In a study published in May, two researchers at Beijing University's life sciences faculty, Li Zhang and Feng Yin, observed that 52.7% of the capital's residents believed people should no longer eat wild animals, in contrast with 42.7% in 2004. But their study also showed that those with the highest incomes were those who most frequently ate wild species, which are expensive.

Growing awareness in some sectors was shown to be offset by the general rise in Chinese incomes. Serving your guests wild delicacies is often perceived as a sign of wealth. And there is a deeper, underlying belief among the Chinese, that they can dominate and exploit nature. Many believe in the benefits of consuming wild species in the context of traditional medicine.

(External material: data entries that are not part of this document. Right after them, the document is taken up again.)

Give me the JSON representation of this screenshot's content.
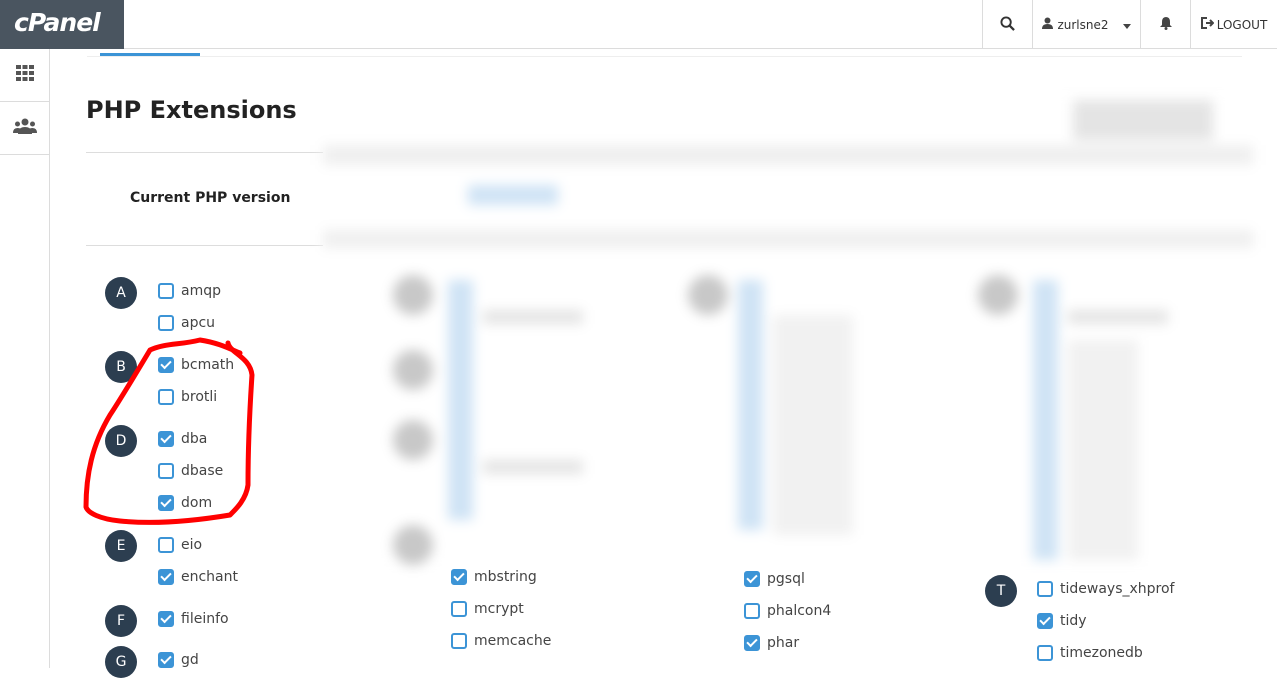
{
  "topbar": {
    "logo_text": "cPanel",
    "username": "zurlsne2",
    "logout_label": "LOGOUT"
  },
  "page": {
    "title": "PHP Extensions",
    "current_version_label": "Current PHP version"
  },
  "column1": {
    "letters": [
      "A",
      "B",
      "D",
      "E",
      "F",
      "G"
    ],
    "items": [
      {
        "name": "amqp",
        "checked": false
      },
      {
        "name": "apcu",
        "checked": false
      },
      {
        "name": "bcmath",
        "checked": true
      },
      {
        "name": "brotli",
        "checked": false
      },
      {
        "name": "dba",
        "checked": true
      },
      {
        "name": "dbase",
        "checked": false
      },
      {
        "name": "dom",
        "checked": true
      },
      {
        "name": "eio",
        "checked": false
      },
      {
        "name": "enchant",
        "checked": true
      },
      {
        "name": "fileinfo",
        "checked": true
      },
      {
        "name": "gd",
        "checked": true
      }
    ]
  },
  "column2": {
    "items": [
      {
        "name": "mbstring",
        "checked": true
      },
      {
        "name": "mcrypt",
        "checked": false
      },
      {
        "name": "memcache",
        "checked": false
      }
    ]
  },
  "column3": {
    "items": [
      {
        "name": "pgsql",
        "checked": true
      },
      {
        "name": "phalcon4",
        "checked": false
      },
      {
        "name": "phar",
        "checked": true
      }
    ]
  },
  "column4": {
    "letters": [
      "T"
    ],
    "items": [
      {
        "name": "tideways_xhprof",
        "checked": false
      },
      {
        "name": "tidy",
        "checked": true
      },
      {
        "name": "timezonedb",
        "checked": false
      }
    ]
  },
  "colors": {
    "accent": "#3c94d6",
    "letter_badge": "#2c3e50",
    "annotation": "#ff0000",
    "logo_bg": "#4a5560"
  }
}
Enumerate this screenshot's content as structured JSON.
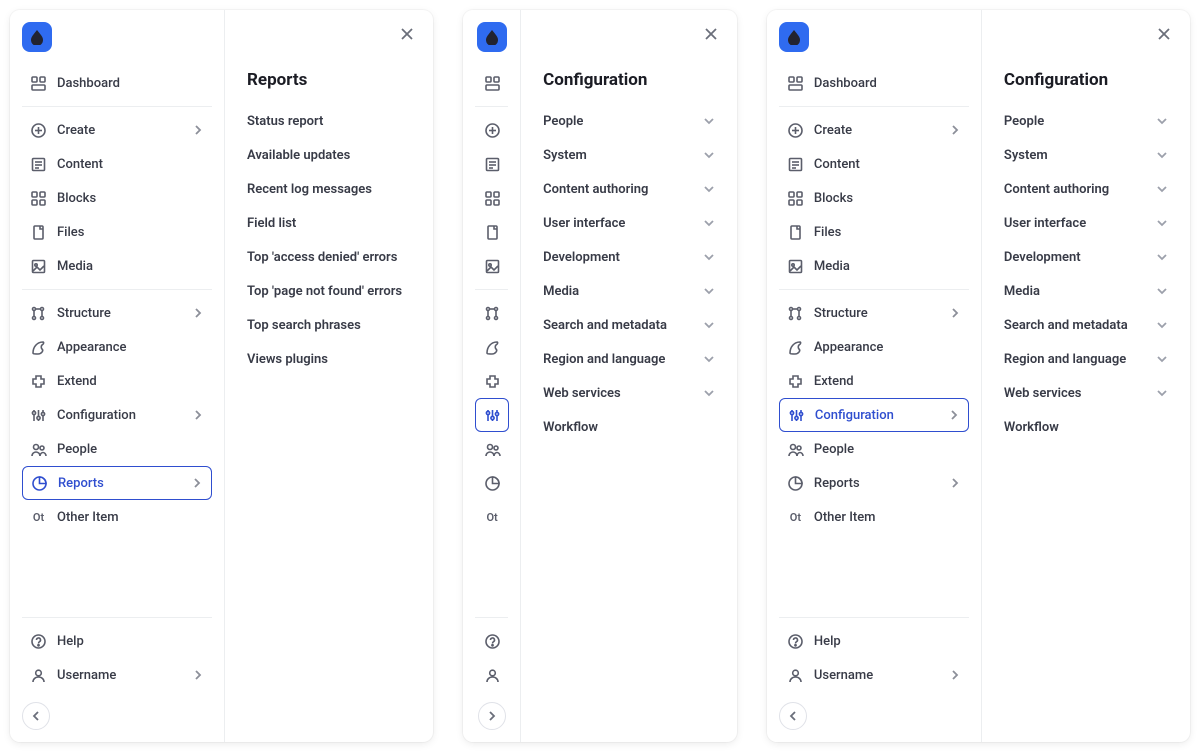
{
  "sidebar": {
    "dashboard": "Dashboard",
    "create": "Create",
    "content": "Content",
    "blocks": "Blocks",
    "files": "Files",
    "media": "Media",
    "structure": "Structure",
    "appearance": "Appearance",
    "extend": "Extend",
    "configuration": "Configuration",
    "people": "People",
    "reports": "Reports",
    "other": "Other Item",
    "other_icon": "Ot",
    "help": "Help",
    "username": "Username"
  },
  "reports_panel": {
    "title": "Reports",
    "items": [
      "Status report",
      "Available updates",
      "Recent log messages",
      "Field list",
      "Top 'access denied' errors",
      "Top 'page not found' errors",
      "Top search phrases",
      "Views plugins"
    ]
  },
  "config_panel": {
    "title": "Configuration",
    "items": [
      {
        "label": "People",
        "expandable": true
      },
      {
        "label": "System",
        "expandable": true
      },
      {
        "label": "Content authoring",
        "expandable": true
      },
      {
        "label": "User interface",
        "expandable": true
      },
      {
        "label": "Development",
        "expandable": true
      },
      {
        "label": "Media",
        "expandable": true
      },
      {
        "label": "Search and metadata",
        "expandable": true
      },
      {
        "label": "Region and language",
        "expandable": true
      },
      {
        "label": "Web services",
        "expandable": true
      },
      {
        "label": "Workflow",
        "expandable": false
      }
    ]
  }
}
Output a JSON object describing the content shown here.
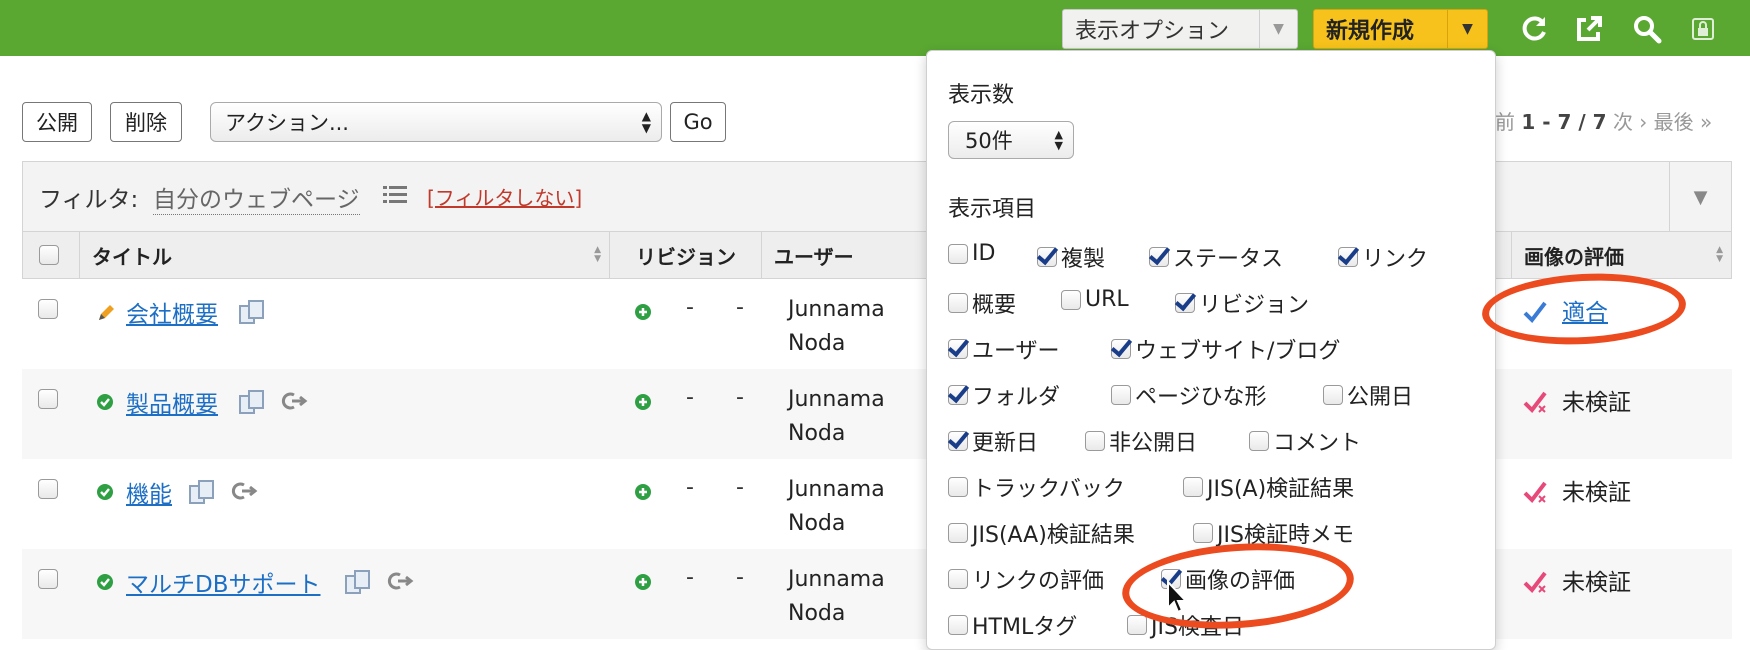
{
  "topbar": {
    "display_options_label": "表示オプション",
    "new_label": "新規作成",
    "icons": [
      "refresh-icon",
      "external-link-icon",
      "search-icon",
      "lock-icon"
    ]
  },
  "actions": {
    "publish_label": "公開",
    "delete_label": "削除",
    "action_select_value": "アクション...",
    "go_label": "Go"
  },
  "pager": {
    "prev": "前",
    "range": "1 - 7 / 7",
    "next": "次 ›",
    "last": "最後 »"
  },
  "filter": {
    "label": "フィルタ:",
    "value": "自分のウェブページ",
    "clear": "[フィルタしない]"
  },
  "table": {
    "headers": {
      "title": "タイトル",
      "revision": "リビジョン",
      "user": "ユーザー",
      "image_eval": "画像の評価"
    },
    "rows": [
      {
        "title": "会社概要",
        "status": "draft",
        "user_line1": "Junnama",
        "user_line2": "Noda",
        "dash1": "-",
        "dash2": "-",
        "eval": "適合",
        "eval_kind": "ok"
      },
      {
        "title": "製品概要",
        "status": "published",
        "user_line1": "Junnama",
        "user_line2": "Noda",
        "dash1": "-",
        "dash2": "-",
        "eval": "未検証",
        "eval_kind": "unverified"
      },
      {
        "title": "機能",
        "status": "published",
        "user_line1": "Junnama",
        "user_line2": "Noda",
        "dash1": "-",
        "dash2": "-",
        "eval": "未検証",
        "eval_kind": "unverified"
      },
      {
        "title": "マルチDBサポート",
        "status": "published",
        "user_line1": "Junnama",
        "user_line2": "Noda",
        "dash1": "-",
        "dash2": "-",
        "eval": "未検証",
        "eval_kind": "unverified"
      }
    ]
  },
  "panel": {
    "count_label": "表示数",
    "count_value": "50件",
    "columns_label": "表示項目",
    "options": [
      {
        "label": "ID",
        "checked": false
      },
      {
        "label": "複製",
        "checked": true
      },
      {
        "label": "ステータス",
        "checked": true
      },
      {
        "label": "リンク",
        "checked": true
      },
      {
        "label": "概要",
        "checked": false
      },
      {
        "label": "URL",
        "checked": false
      },
      {
        "label": "リビジョン",
        "checked": true
      },
      {
        "label": "ユーザー",
        "checked": true
      },
      {
        "label": "ウェブサイト/ブログ",
        "checked": true
      },
      {
        "label": "フォルダ",
        "checked": true
      },
      {
        "label": "ページひな形",
        "checked": false
      },
      {
        "label": "公開日",
        "checked": false
      },
      {
        "label": "更新日",
        "checked": true
      },
      {
        "label": "非公開日",
        "checked": false
      },
      {
        "label": "コメント",
        "checked": false
      },
      {
        "label": "トラックバック",
        "checked": false
      },
      {
        "label": "JIS(A)検証結果",
        "checked": false
      },
      {
        "label": "JIS(AA)検証結果",
        "checked": false
      },
      {
        "label": "JIS検証時メモ",
        "checked": false
      },
      {
        "label": "リンクの評価",
        "checked": false
      },
      {
        "label": "画像の評価",
        "checked": true
      },
      {
        "label": "HTMLタグ",
        "checked": false
      },
      {
        "label": "JIS検査日",
        "checked": false
      }
    ]
  },
  "colors": {
    "topbar": "#5aa832",
    "new_button": "#f6c21b",
    "highlight": "#ec4a1f",
    "link": "#1d6fc6"
  }
}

In March, a police raid in the southern port city of Zhanjiang discovered 10 tiger corpses. These had been killed before an audience of businessmen and officials keen to show their rising social status by attending spectacles that included torturing and electrocuting the animals, and eating bits of them.

Tigers are equated with manly vigor in China, and their consumption is a source of pride for some.

Again, changing ideas about animal suffering are prompting some citizens at least to confront such practices. A drugmaking group specializing in traditional medicine, Guizhentang, discovered this in 2013. The firm sells bear bile, which some Chinese believe cures liver and kidney ailments. The liquid is extracted through a catheter implanted in the gall bladder of a bear that is caged for life.

Guizhentang promised to develop this enterprise by buying as many as 1,200 bears, in contrast with the 400 it had at the time. Its website was hacked, and activists dressed as bears attacked its products in shops. Faced with the rage online, and the mobilization of basketball stars such as Yao Ming, the firm had to cancel its plans to go public on the Shenzen stock exchange.